The wildcat’s lips curled over its white, long teeth, blue eyes crazed in the lantern light. As she watched, the panther’s form shimmered and became an upright logosh, the eyes and snarls unchanged. The form wavered again, as though he cou
ld not hold the shape, and dropped to become the sleek black panther once more.
He wasn’t running away, Meagan thought. As logosh, and even as the panther, he should be able to get past these men and run as far and fast as he wanted to.
But he does not want to. He knows he belongs here.
She started forward, but Egan’s strong hand held her back.
Myn growled something in Nvengarian, and Egan scowled. He replied in English, “I’m not thinking ‘tis the best idea, letting her get near him when he’s in this state.
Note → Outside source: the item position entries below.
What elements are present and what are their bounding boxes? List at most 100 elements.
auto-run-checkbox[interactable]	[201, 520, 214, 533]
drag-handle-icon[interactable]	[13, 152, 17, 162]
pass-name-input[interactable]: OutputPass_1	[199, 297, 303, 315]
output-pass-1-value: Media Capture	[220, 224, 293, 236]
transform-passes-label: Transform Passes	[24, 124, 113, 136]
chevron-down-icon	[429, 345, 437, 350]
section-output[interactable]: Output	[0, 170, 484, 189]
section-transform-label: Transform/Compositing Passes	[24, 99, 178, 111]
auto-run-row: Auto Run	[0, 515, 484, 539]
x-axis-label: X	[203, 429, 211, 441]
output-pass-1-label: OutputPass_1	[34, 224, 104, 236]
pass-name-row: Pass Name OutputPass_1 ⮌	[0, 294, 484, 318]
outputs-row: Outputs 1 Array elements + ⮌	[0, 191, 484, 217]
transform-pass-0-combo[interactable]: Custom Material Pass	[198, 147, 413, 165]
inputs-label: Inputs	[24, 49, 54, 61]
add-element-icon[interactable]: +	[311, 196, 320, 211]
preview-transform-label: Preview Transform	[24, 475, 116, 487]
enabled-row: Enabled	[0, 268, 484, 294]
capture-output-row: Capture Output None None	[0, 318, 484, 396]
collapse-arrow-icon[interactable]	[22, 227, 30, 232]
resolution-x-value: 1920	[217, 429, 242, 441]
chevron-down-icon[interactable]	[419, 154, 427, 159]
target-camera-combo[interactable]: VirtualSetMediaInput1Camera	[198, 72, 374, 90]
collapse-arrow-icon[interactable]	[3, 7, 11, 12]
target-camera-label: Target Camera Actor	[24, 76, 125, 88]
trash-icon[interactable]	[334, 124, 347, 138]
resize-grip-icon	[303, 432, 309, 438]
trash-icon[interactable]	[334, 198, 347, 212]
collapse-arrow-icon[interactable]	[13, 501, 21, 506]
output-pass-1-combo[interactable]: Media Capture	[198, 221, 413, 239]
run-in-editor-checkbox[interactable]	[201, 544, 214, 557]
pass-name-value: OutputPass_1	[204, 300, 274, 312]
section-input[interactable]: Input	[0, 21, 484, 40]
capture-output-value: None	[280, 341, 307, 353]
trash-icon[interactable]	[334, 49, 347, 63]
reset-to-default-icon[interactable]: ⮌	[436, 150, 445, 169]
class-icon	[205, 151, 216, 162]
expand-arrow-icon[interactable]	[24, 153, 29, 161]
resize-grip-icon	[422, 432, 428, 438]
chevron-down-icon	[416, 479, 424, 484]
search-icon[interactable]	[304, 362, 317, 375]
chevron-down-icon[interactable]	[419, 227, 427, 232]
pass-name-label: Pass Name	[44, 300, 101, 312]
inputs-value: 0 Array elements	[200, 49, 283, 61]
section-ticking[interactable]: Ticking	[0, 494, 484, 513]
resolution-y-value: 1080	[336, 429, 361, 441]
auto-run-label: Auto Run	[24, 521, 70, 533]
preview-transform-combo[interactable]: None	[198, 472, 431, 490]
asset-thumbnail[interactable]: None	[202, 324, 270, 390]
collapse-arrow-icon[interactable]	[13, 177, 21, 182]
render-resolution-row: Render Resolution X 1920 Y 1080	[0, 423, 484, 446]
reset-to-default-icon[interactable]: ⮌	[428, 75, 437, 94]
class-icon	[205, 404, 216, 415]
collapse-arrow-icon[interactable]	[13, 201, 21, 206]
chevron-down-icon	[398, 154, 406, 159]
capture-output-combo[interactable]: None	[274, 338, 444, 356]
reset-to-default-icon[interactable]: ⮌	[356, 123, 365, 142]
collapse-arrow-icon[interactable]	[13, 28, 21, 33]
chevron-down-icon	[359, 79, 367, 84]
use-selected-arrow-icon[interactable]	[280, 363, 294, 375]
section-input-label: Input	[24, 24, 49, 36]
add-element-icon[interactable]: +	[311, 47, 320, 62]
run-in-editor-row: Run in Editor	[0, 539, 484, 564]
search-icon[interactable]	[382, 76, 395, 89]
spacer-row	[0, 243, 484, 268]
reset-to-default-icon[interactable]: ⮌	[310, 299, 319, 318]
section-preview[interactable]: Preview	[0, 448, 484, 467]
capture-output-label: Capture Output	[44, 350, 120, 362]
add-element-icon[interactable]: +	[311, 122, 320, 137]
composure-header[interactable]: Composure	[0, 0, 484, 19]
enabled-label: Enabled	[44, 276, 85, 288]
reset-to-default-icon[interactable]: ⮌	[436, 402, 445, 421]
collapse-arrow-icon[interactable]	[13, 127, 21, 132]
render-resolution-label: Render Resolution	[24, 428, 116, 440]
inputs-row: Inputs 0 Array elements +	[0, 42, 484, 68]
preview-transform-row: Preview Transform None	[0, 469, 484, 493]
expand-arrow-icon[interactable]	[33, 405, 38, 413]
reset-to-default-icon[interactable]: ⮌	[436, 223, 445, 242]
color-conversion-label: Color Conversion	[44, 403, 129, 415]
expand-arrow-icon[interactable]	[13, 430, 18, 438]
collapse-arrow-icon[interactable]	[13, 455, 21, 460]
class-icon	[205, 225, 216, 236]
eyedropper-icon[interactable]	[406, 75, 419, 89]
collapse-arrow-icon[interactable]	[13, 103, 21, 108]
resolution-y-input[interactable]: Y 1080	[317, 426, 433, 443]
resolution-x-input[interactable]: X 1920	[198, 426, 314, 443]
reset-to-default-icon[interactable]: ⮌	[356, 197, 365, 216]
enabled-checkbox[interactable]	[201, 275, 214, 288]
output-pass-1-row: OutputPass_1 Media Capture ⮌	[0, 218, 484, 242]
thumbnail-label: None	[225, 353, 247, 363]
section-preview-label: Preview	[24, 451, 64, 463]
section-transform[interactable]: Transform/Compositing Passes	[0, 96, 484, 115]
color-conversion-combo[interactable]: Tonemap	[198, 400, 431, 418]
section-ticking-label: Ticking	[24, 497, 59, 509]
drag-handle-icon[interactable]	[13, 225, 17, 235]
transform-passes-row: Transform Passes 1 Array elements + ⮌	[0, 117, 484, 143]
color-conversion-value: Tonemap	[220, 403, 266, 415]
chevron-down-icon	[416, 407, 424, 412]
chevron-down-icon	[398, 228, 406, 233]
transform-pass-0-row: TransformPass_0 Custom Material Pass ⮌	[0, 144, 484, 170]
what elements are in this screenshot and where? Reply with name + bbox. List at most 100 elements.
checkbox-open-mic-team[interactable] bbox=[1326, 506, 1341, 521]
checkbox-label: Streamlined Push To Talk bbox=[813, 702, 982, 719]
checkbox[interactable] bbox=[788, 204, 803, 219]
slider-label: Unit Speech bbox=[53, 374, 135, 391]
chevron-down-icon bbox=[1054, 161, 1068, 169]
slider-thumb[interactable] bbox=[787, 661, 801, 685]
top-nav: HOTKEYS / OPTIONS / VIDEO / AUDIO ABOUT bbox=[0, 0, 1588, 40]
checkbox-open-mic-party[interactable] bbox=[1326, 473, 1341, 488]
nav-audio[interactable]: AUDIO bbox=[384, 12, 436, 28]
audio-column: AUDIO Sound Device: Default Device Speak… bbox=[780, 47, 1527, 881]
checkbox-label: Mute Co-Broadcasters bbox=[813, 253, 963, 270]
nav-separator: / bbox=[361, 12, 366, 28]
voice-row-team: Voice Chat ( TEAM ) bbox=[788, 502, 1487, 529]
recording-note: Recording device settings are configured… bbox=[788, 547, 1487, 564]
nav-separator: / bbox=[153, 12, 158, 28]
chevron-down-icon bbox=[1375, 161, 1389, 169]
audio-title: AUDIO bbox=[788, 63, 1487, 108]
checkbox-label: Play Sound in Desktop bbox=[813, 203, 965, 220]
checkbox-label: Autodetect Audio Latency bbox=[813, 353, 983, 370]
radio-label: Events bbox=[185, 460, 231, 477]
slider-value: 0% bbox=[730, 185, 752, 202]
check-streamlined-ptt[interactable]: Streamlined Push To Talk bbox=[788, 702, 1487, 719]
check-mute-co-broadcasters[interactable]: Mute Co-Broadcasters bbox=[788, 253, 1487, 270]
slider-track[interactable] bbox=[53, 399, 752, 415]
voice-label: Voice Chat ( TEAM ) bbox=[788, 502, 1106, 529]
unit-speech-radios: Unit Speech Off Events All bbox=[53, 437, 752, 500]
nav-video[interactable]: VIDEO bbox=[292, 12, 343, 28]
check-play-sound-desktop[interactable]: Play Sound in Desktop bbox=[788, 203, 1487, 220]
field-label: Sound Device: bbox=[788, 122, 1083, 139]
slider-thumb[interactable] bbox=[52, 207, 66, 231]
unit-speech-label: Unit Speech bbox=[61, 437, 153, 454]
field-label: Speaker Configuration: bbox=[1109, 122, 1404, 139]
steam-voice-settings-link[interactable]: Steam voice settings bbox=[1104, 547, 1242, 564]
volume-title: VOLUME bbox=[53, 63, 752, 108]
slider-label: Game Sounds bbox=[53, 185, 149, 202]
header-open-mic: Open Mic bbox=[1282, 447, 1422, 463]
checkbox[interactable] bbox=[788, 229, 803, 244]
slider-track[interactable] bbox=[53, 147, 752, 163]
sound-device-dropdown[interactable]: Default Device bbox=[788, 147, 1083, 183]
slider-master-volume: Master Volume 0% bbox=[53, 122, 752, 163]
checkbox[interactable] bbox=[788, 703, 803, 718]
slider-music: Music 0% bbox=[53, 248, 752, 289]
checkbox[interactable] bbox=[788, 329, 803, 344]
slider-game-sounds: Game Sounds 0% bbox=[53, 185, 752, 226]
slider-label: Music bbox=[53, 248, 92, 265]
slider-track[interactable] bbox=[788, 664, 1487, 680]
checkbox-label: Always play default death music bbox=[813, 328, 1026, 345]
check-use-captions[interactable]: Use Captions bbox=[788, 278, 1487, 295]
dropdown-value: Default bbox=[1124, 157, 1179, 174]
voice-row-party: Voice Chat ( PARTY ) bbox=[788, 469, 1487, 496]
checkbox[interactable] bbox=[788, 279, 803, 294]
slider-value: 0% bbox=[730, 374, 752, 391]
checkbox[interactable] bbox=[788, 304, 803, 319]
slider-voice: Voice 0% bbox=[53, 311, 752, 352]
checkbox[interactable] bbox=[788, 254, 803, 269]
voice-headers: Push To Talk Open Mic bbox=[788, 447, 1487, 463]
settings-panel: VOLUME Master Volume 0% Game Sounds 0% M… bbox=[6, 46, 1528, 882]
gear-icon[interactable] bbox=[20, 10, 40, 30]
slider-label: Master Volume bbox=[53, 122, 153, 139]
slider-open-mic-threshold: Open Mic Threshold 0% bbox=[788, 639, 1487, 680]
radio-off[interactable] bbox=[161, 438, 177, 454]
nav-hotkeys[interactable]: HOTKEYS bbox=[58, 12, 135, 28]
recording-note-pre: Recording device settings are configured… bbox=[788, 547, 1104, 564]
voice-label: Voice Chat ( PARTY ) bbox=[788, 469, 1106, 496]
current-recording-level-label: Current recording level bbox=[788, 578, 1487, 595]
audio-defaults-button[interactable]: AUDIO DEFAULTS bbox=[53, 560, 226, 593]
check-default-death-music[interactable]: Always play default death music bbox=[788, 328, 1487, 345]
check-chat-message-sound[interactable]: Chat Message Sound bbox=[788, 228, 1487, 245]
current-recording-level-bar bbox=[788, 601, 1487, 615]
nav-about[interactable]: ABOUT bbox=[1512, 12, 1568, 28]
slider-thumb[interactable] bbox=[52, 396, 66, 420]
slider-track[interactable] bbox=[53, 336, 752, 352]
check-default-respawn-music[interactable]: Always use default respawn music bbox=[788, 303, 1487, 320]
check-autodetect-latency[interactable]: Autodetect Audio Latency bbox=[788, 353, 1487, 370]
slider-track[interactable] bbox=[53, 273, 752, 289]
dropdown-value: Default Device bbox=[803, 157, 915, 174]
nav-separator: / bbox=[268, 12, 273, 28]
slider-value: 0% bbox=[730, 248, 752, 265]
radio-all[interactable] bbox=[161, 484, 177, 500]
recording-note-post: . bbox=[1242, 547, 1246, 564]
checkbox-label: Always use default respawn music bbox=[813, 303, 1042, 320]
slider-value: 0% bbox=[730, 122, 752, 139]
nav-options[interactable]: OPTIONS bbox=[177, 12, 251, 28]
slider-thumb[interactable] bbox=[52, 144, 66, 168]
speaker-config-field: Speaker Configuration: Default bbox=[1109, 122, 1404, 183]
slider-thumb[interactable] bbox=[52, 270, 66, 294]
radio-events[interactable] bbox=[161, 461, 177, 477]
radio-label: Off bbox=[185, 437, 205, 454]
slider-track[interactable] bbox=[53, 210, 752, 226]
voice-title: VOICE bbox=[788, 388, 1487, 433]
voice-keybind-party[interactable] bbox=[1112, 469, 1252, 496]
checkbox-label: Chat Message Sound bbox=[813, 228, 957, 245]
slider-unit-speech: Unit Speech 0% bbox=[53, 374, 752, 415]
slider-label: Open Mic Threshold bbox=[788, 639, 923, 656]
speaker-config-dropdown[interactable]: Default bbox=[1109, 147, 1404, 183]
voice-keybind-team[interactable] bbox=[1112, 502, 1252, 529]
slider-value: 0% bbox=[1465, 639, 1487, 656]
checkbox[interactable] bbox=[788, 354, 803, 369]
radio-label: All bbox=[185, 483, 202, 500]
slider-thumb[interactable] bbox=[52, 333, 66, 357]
Beauty soothes the wild beast only in fairy tales.”
An icy blast of wind made Meagan shiver, and the panther circled again, fur ruffling.
“Thank you for the compliment, Egan,” she said, voice shaking. “I think no one has ever called me a beauty before.”
At the sound of her voice, Alexander swung his head around, but there was no awareness or intelligence in his eyes.
“I still think ‘tis a bad idea,” Egan said. “Is she to put out her hand and say ‘nice kitty’?”
“Do not be so silly, Egan. He might recognize me, and if he does not…” She stopped. If Myn could not reach Alexander through this wild state, there was nothing to say she could. “They will have to let me through.”
Myn barked a command at the sword-wielding men, who did not look happy to open their ranks to let Meagan near the panther. Their job was to protect the Grand Duke and Grand Duchess, whether that meant escorting them through a London mob or keeping the logosh Grand Duke under control.
“I do hope it’s you in there, Alexander,” Meagan said, as she moved past the men and stood with the lantern light at her back. “I would feel silly saying these things to another logosh.”
The panther’s eyes met hers, devoid of all thought but the need to hunt and kill.
She drew a breath. “They believe you’ll change back to Alexander simply because I wish it, you know, like a hen-pecked husband. You shall have to set them straight on that account. You never do anything I ask, not even take breakfast in the morning room with me.”